I think despite running over 18 hours + the overclock was unstable, so I'm just going to lower the overclock and try again.

What cards are you running in your rig? Some earlier gtx 1070s may run unstable at stock settings and need a bios update.

2 Likes

I'm running gigabyte 980 ti's bios revision A1, 3 cards at the moment, waiting for an rma on the 4th

Logs are great. Would be good to know with what error code it stopped working, before the restart attempts started. Most likely still and overclock issue tho. I’ve experienced 3 days of error free mining with my Gtx 1050 before it crashed with:
CUDA: Device: 0 Thread exited with code: 77
ERROR: Looks like GPU0 are stopped. Restart attempt.
CUDA: Device: 0 Thread exited with code: 46
Most likely because of a high +700 memory overclock (now experimenting with +680).

And the Gtx 1070 also went stable more then a day before crashing with the same error. Removed the curve adjusted overclock to run the core at a constant 2000mhz with 950mv and seems to be running fine now with core +100, memory +500.

That's interesting. Normally I'd consider a overclock stable after 24 hours of stress testing, but I'm not so sure what could cause this after an extended period of time.

Could heat soaking, and temperature limit have anything to do with it? I raised my home temperature up 2 degrees f° and 8 hours later I got the code 46, when prior to that I ran 2 days stable.

Hey Project, I’m dealing with such issue right now …well I’ve been dealing with it ever since I assembled my rig but now is like every single day. When I run on stock values nothing (besides having lame revenues) happen. I get error 4 and 46 a lot and just like @l33t666 I happen to be at work but without remote access ¬¬.

I tried pulling down OC a bit but I still get the exit code and vga’s stopped. What I did see is that Voltage fluctuates a lot when I modify ANY single vaule even if it’s just 1 mhz of clock. How did you manage to fix the voltage at 950 mv? The ‘‘Force constant voltage’’ won’t work on my Afterburner.
I have 3 GTX 1080, win 10 and EWBF.

I only experimented with the core mhz / core voltage curve a short time. Decided to just go with a fixed overclock mhz and leave the voltage alone.

Heres a couple of basic things you can do. Upgrade your Win 10? to the latest 1703. Download new lan drivers, dont use wifi. Update the motherboard bios.

Next off, try running the cards in separate windows, using the --cuda_devices command. (in one scripts you use --cuda_devices 0, in the next one --cuda_devices 1 and for the third card --cuda_devices 2).

And this is what my config looks like.

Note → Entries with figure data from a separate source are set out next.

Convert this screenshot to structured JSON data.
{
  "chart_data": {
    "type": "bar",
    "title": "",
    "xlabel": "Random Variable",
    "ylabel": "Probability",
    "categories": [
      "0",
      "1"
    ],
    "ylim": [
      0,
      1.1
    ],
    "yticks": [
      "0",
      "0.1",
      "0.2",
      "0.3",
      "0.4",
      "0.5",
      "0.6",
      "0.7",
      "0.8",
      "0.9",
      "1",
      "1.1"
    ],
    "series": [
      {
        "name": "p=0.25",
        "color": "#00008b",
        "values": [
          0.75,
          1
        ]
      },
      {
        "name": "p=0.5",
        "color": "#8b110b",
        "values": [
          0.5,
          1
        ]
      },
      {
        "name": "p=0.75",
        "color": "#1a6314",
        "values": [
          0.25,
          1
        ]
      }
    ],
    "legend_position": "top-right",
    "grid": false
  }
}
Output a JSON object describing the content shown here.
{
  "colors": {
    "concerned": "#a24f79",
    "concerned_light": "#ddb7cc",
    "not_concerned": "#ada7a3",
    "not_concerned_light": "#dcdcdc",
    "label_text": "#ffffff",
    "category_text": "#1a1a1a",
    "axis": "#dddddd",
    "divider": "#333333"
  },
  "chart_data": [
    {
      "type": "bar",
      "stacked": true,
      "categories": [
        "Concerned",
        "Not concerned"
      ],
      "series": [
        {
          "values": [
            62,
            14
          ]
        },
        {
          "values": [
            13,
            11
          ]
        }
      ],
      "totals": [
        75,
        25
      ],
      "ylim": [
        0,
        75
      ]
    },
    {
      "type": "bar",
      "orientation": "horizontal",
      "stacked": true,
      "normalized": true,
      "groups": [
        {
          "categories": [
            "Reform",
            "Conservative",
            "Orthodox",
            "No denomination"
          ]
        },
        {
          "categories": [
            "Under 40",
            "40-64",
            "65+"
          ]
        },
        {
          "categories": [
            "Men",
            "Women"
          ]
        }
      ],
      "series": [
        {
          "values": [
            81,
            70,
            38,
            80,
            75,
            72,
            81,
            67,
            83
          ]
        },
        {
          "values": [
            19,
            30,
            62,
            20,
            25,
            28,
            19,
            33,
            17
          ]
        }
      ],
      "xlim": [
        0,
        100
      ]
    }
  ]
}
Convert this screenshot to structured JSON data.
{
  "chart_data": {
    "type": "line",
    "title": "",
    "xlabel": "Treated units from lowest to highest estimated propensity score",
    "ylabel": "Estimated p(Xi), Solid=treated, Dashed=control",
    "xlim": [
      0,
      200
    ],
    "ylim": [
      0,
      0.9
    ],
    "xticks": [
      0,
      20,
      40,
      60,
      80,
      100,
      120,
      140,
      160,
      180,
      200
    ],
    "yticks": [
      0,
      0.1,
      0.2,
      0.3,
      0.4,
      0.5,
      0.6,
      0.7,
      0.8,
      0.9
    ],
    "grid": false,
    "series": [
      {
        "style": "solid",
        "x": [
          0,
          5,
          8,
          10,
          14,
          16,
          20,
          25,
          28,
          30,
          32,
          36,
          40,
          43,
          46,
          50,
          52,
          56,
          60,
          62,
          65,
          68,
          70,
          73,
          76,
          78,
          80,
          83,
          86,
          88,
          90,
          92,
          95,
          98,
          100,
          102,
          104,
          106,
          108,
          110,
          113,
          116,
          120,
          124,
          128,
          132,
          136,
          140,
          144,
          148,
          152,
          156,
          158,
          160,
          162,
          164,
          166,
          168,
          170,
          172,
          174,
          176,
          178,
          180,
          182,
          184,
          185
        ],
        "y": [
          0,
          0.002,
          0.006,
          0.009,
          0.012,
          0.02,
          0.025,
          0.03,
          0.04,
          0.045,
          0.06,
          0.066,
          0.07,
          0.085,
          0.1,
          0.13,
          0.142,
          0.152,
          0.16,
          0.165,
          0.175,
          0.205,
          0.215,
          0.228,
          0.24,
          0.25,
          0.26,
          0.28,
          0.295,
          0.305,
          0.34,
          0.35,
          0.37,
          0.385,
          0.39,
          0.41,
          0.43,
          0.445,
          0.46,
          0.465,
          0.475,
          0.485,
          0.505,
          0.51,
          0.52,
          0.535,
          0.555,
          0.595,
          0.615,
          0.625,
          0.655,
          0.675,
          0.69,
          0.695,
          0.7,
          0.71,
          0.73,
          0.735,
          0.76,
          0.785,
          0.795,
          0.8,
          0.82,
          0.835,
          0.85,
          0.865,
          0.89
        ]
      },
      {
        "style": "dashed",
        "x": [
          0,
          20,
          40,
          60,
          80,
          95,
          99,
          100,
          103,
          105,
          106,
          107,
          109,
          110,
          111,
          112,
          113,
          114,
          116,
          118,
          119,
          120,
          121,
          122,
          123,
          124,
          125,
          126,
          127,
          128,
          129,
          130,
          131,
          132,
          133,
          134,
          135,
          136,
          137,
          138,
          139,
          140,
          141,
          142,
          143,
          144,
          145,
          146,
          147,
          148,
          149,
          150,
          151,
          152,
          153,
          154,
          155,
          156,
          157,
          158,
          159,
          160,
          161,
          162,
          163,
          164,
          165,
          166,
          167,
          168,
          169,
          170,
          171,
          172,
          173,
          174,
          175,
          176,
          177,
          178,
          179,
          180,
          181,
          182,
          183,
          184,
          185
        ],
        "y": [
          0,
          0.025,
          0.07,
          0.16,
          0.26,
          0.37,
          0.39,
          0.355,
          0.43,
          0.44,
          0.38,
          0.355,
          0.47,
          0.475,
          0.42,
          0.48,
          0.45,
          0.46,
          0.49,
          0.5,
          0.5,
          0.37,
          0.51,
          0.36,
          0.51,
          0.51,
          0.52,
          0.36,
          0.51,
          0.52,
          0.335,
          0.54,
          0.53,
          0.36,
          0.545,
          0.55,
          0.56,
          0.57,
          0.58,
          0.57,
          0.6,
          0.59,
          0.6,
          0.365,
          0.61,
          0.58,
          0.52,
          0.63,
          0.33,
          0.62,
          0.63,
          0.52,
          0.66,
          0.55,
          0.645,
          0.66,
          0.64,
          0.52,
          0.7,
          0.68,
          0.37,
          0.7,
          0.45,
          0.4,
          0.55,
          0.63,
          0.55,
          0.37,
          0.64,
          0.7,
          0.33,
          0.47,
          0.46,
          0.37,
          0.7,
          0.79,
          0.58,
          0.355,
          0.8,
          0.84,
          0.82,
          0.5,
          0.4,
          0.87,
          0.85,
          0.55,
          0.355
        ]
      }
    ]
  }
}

It still loses sols, when it happens to restart, but at least it will not crash totally:

:restart
TIMEOUT 3
miner --server eu1-zcash.flypool.org --port 3333 --bla.rig1 --pass --pec --log 1 --logfile flyerrors --eexit 3
goto :restart

and also add a shortcut of your flypool start script to your computer start folder (start button - run - shell:startup)

I will try that out, thanks for the tip!
I never used wifi though, I will check mobo for bios’s update and see which version of win I have.

That restart command is the one that comes with EWBF? Because I’m already thinking of some complicared automatization with some code I am writing and win tasks scheduler, but that one seems to be more efficient . So far so good -eexit 3 works well and it’s the one I need for the script to ask if the .bat is running or not.

By the way, which version of Afterburner do you have? the gui differs a little from mine.
Thanks again! :wink: